The latest evidence came Friday, when new data showed that fewer homeowners were falling behind on their home loans.
The delinquency rate for mortgage loans on one- to four-unit residential properties fell to a seasonally adjusted rate of 9.47% of all loans at the end of the fourth quarter of 2009, according to the Mortgage Bankers Assn. That’s down from 9.64% in the third quarter.
It’s extremely rare for the delinquency rate to decline at the end of the year, when homeowners are grappling with the cost of heating and Christmas presents, according to the trade group.
“We are likely seeing the beginning of the end of the unprecedented wave of mortgage delinquencies and foreclosures that started with the subprime defaults in early 2007 [and] continued with the meltdown of the California and Florida housing markets due to overbuilding and the weak loan underwriting that supported that overbuilding,” Jay Brinkmann, the group’s chief economist, said in a statement.
However, the data still pointed to a troubled housing market that is likely to worsen before it improves.
The delinquency rate was up from 7.88% a year earlier. And though California is faring better than some other hard-hit states, the state delinquency rate is 11.34%.

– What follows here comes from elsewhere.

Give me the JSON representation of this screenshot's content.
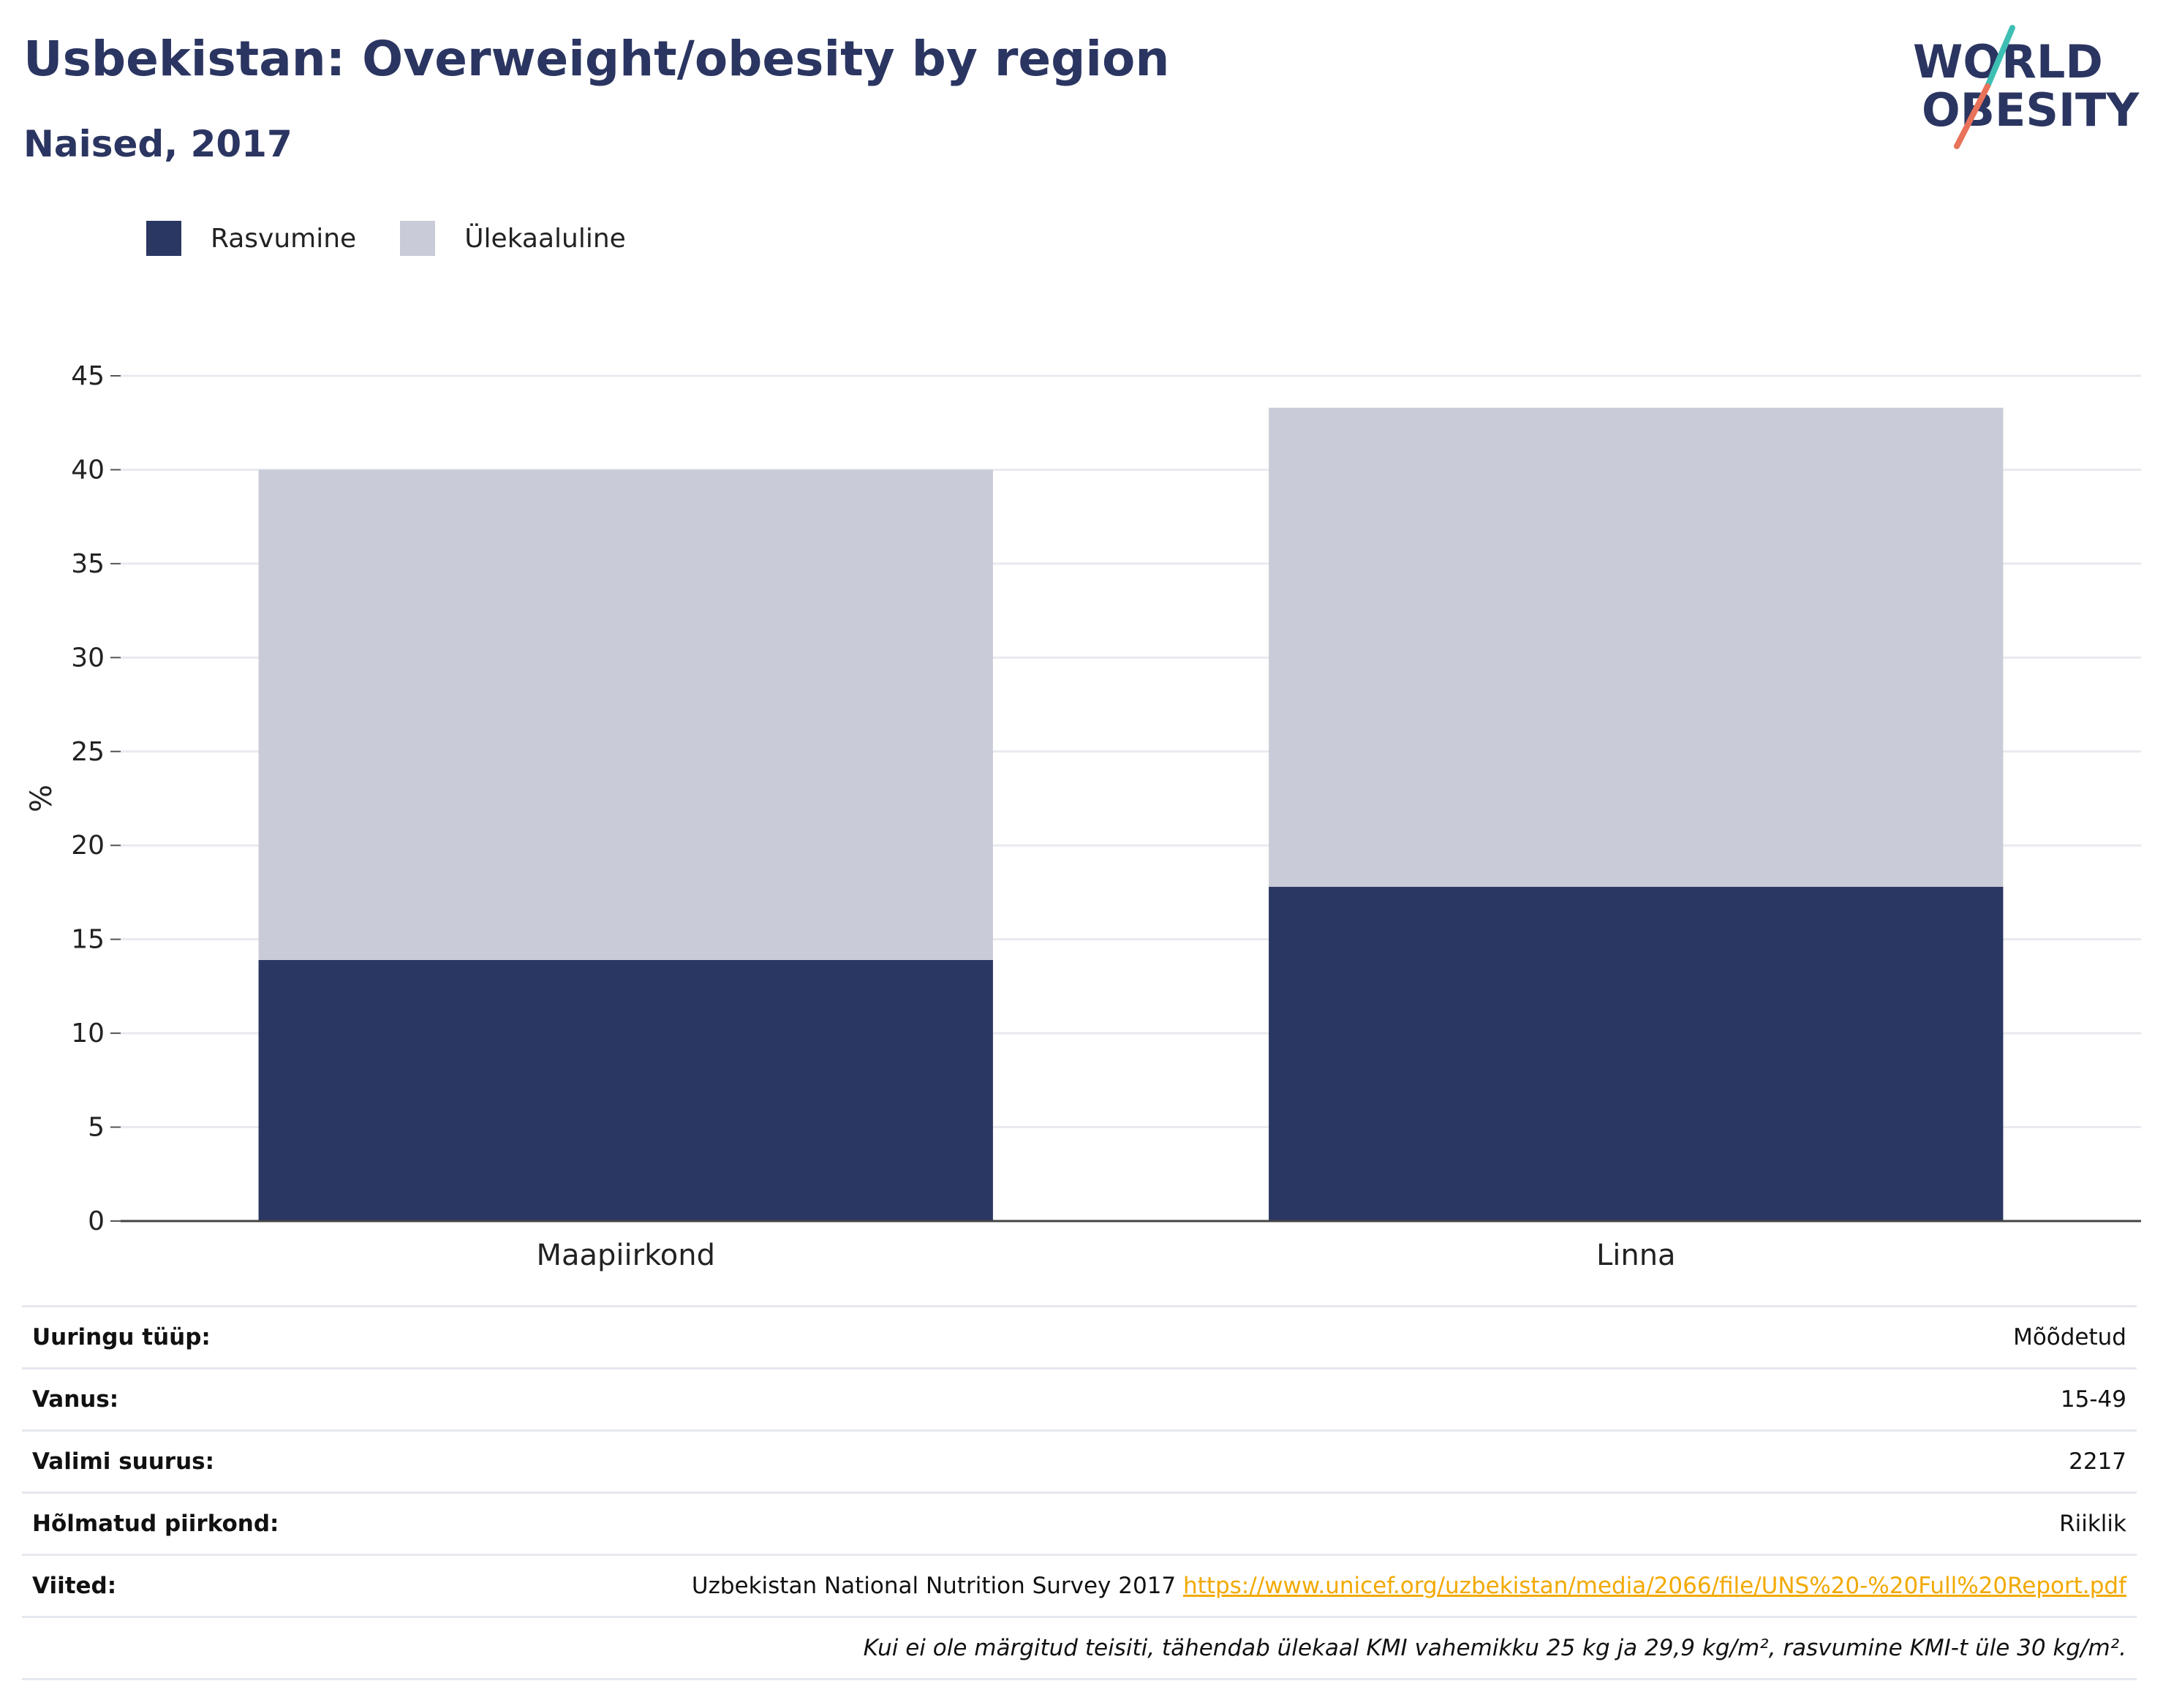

“This is a key sign that housing market conditions are slowly, grudgingly getting slightly better,” said Mike Larson, a real estate analyst at Weiss Research. “This does not mean we’ll have a vigorous recovery. We won’t. Many loan [modifications] will fail, the unemployment rate remains elevated, and lending standards will remain relatively strict for some time.”
In a sign that delinquencies may be leveling off, the number of loans past due by 30 days and 60 days declined compared with the third quarter of 2009 and the fourth quarter of 2008.
The number of loans going into foreclosure, though up from a year earlier, declined compared with the third quarter as efforts to modify mortgages took hold.
But the portfolio of loans more than 90 days past due -- containing mortgages being evaluated for modifications -- continued its rise to record levels.
That indicates that there is still much short-term pain for the housing markets to endure as many homes fall into foreclosure.
The group said 4.99% of all prime fixed-rate loans, the kind made to the best-qualified borrowers, were categorized as seriously delinquent (that is, in foreclosure or more than 90 days past due), up from 2.25% a year earlier.
For prime adjustable-rate loans, the category containing tricky pay-option mortgages, 18.13% were seriously delinquent, compared with 10.45% a year earlier.
And 42.7% of subprime adjustable loans were seriously delinquent, up from 33.78% in the fourth quarter of 2008.
Brinkmann noted that the mortgage trends mirror those in the job market, where the number of long-term unemployed remains high while new jobless claims have been declining.